The recent video release of Kim Ki Duk’s “The Bow” is a mixed bag. The story revolves around the relationship between an old man and a young girl living on a recreational fishing boat. The pattern of their lives is set to a rhythm of ritual bathings, conflicts with dirty fishermen and catnaps under the sun. The old man, who has raised the girl since she was 6, marks down the days to their impending marriage. But all is disrupted when a young man draws the girl’s attention and wants to show her a world she knows little about.
There’s no doubt that Kim is an observant and intelligent filmmaker, known for writing quiet tales about human desire and redemption, and shooting them with a sharp, clear eye.

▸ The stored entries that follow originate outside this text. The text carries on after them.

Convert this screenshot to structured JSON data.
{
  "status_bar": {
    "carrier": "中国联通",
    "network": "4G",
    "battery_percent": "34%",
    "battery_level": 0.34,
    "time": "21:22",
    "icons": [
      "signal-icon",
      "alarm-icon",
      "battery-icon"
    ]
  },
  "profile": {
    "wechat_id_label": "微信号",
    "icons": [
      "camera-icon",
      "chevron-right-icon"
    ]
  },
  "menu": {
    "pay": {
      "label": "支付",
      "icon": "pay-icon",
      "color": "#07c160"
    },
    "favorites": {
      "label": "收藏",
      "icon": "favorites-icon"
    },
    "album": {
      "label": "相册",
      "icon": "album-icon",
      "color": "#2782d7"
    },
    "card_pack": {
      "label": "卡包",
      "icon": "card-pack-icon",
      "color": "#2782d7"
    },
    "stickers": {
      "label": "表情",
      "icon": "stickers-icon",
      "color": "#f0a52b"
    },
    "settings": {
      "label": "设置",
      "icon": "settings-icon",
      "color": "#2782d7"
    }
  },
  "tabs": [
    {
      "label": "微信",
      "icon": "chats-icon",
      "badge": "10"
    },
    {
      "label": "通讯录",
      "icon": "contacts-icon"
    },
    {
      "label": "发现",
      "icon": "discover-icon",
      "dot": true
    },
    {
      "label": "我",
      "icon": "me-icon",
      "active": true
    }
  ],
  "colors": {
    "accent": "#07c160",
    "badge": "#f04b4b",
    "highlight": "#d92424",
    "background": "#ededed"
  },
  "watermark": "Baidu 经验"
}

But if you’ve seen his film “Spring, Summer, Fall, Winter and Spring” or “3-Iron,” then you’ve seen “The Bow.”
Here Kim is like a director who has read too many of his own reviews and wants to live up to his own style. A situation of Kim Ki Duk doing Kim Ki Duk. All the markers are there: spare to nonexistent dialogue, lots of ritualized actions and gestures, mood shots of floating boats, final Buddhist message — all presented with the air of a hidden message.
To his credit there is always at least one scene that makes a Kim Ki Duk movie satisfying. In “Spring, Summer, Fall, Winter and Spring,” it was a man climbing up a mountain while dragging a stone-mill behind him. At the end of “3-Iron” it’s when the two lovers embrace while on a scale, and their combined weight equals zero.
In “The Bow,” it is a screen shot of the old man choking on a noose connected to the boat drifting away and carrying the girl. It’s a seminal scene to the movie, and Kim hands out that steady and exemplary pacing so characteristic of his other films.
But it also serves as a dividing line, after which the movie falls flat. Afterward, viewers must slog through a long and arduous ending filled with symbolism and strange cultural references. The sequences are confusing and nearly ridiculous. (As fantastic as a literal climax sounds, the execution borders on the absurd.)
The ending leaves much to be desired, as it ends a film that seemed to be heading in a straight line by veering and spinning out of control. What began as a seemingly meaningful tale of desire to add to Kim’s repertoire left, well, something to be desired.
Here Kim is like a director who has read too many of his own reviews and wants to live up to his own style. A situation of Kim Ki Duk doing Kim Ki Duk. All the markers are there: spare to nonexistent dialogue, lots of ritualized actions and gestures, mood shots of floating boats, final Buddhist message — all presented with the air of a hidden message.